At the behest of a career criminal and cult leader named Charles Manson, four members of his so-called "family"-Tex Watson, Susan Atkins, Linda Kasabian and Patricia Krenwinkel-descended on a house on Cielo Drive in Benedict Canyon, north of Beverly Hills, Calif. There, they brutally slaughtered five people, including pregnant actress Sharon Tate.

The very next night, seven family members-all four from the Tate murders along with Leslie Van Houten, Steve Grogan and Manson himself-went to the residence of Leno and Rosemary LaBianca in the Los Feliz section of Los Angeles and killed them both.

The crimes made national headlines and struck fear in the hearts of Los Angeles-area residents. That fear spread across the nation-even to the Twin Cities. You didn't know where these killers would strike next.

The investigation took several months, but by December police arrested the suspects.

Manson, Krenwinkel, Atkins and Van Houten went on trial in June 1970. They were convicted and sentenced to death. Kasabian took a deal, testified and was granted immunity. Watkins was tried later and got death. Grogan was sentenced to death in another Manson family killing, but a judge resentenced him to life in 1971.

In 1972 the California Supreme Court ruled capital punishment unconstitutional.
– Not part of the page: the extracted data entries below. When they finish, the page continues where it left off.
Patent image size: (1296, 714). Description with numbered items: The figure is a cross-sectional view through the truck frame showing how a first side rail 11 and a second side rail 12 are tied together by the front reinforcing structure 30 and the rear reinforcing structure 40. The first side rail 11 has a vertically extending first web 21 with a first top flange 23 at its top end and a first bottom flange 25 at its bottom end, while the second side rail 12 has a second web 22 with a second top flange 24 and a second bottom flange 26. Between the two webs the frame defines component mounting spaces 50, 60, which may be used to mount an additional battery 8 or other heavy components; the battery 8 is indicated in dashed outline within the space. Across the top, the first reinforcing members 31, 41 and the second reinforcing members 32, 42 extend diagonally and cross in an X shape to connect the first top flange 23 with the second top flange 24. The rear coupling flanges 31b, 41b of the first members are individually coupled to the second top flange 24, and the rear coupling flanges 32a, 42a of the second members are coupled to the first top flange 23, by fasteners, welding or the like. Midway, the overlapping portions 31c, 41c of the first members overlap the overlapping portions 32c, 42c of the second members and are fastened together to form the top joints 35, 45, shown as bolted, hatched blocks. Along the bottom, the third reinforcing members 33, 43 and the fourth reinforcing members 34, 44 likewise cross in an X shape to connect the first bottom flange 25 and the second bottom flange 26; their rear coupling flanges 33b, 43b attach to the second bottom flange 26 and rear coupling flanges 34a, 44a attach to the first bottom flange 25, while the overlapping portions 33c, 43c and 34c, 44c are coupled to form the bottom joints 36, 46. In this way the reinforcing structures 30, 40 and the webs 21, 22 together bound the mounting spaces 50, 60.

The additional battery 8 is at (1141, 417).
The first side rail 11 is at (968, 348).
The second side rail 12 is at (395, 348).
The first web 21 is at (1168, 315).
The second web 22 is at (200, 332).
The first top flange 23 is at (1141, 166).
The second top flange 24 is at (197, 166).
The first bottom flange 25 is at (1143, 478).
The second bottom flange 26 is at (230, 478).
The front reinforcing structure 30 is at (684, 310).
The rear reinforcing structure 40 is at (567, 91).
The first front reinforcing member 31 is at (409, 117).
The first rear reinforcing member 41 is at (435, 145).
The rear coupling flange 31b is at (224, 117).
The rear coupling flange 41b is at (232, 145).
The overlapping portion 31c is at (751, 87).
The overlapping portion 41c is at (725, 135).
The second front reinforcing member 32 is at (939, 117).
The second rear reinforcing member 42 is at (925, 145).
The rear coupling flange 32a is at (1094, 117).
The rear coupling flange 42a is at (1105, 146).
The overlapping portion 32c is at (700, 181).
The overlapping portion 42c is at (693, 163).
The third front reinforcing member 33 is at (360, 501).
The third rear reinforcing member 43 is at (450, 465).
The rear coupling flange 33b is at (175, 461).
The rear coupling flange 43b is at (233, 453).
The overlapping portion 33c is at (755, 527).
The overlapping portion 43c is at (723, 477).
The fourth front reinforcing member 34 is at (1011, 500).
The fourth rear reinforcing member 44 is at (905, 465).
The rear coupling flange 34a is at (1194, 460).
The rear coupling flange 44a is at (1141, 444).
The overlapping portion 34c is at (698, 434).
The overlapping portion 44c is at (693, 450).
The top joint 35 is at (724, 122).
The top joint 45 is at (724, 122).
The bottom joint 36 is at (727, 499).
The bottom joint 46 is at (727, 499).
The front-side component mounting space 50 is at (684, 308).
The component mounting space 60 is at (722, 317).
All the remaining death sentences were reduced to life-with the possibility of parole.

Tex Watson remains in prison, as do Steve Grogan and Patricia Krenwinkel. Susan Atkins died in 2009, still incarcerated. Linda Kasabian is 69 now and has mostly tried to get on with her life, rarely granting interviews.

Leslie Van Houten has been in the headlines over the past few years. She was granted parole in 2016 but California Gov. Jerry Brown overturned that decision. The parole board ruled in her favor again in 2017 and again Brown blocked her release.

As for Charles Manson, the all-too-real boogeyman of the 20th century, he lived on in prison for decades, dying in November of last year at the age of 83. For nearly 50 years, the Tate-LaBianca murders have lived on in our collective nightmares. And they will as long as anyone who was alive that day still breathes.